The term “stay-at-home dad” is just as accurate as “stay-at-home mom” considering they are hardly ever home says the poughkeepsiejournal.com.

In the Schmitz family, it is Judy Schmitz who boards a train each morning to her job in Albany. She is marketing and web services manager for the SUNY Learning Network, a system of online courses and degree programs organized by the State University of New York.

Her husband, John, partner and creative director for an advertising firm, works from their Barrytown home.

“I’ve still managed projects with large clients like Microsoft and Procter & Gamble from up here,” he said. However, his 50 to 60-hour weeks are a thing of the past, as are the “logging of hundreds of thousands of miles” of travel.

“When the kids are in school, I can get in five to six hours a day for client work, sometimes more if I keep working after they get home.”

Meanwhile, after several years mothering their daughter, Caitlin, his wife was thinking about returning to work.

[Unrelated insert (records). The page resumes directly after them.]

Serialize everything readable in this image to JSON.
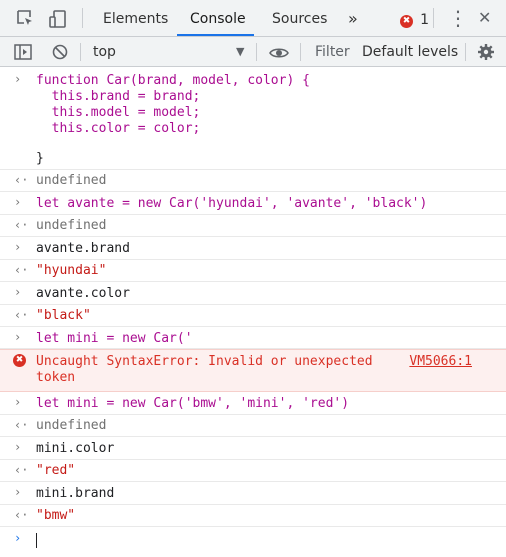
{
  "tabs": {
    "elements": "Elements",
    "console": "Console",
    "sources": "Sources",
    "more": "»",
    "error_count": "1"
  },
  "toolbar": {
    "context": "top",
    "filter_placeholder": "Filter",
    "levels": "Default levels"
  },
  "console": {
    "fn_lines": [
      "function Car(brand, model, color) {",
      "  this.brand = brand;",
      "  this.model = model;",
      "  this.color = color;",
      "",
      "}"
    ],
    "undefined_text": "undefined",
    "line_avante": "let avante = new Car('hyundai', 'avante', 'black')",
    "avante_brand": "avante.brand",
    "result_hyundai": "\"hyundai\"",
    "avante_color": "avante.color",
    "result_black": "\"black\"",
    "line_mini_incomplete": "let mini = new Car('",
    "error_message_line1": "Uncaught SyntaxError: Invalid or unexpected",
    "error_message_line2": "token",
    "error_source": "VM5066:1",
    "line_mini": "let mini = new Car('bmw', 'mini', 'red')",
    "mini_color": "mini.color",
    "result_red": "\"red\"",
    "mini_brand": "mini.brand",
    "result_bmw": "\"bmw\""
  },
  "icons": {
    "input_prompt": "›",
    "output_arrow": "‹·",
    "error_badge": "✖",
    "kebab": "⋮",
    "close": "✕",
    "dropdown": "▼"
  },
  "colors": {
    "accent": "#1a73e8",
    "error": "#d93025",
    "keyword": "#aa0d91",
    "string": "#c41a16"
  }
}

“I started joking about switching places with (her). … I was actually inspired by John Lennon who quit ‘the big time’ to raise his son. I’d had a full life – traveled and worked all over the world and experienced things many never do.”

When she was four months pregnant with their son, Liam, Judy Schmitz went back to work, and her husband became the “stay-at-home dad.” He had been asked to become a partner in a design firm based in London.

“We decided that a ‘virtual’ New York City office would work fine, so I could work from upstate and come in when necessary for meetings.”

For their daughter, Caitlin, now 12, her father has been at home since she was 5. Their son, Liam, 7, doesn’t recall a time when it was different.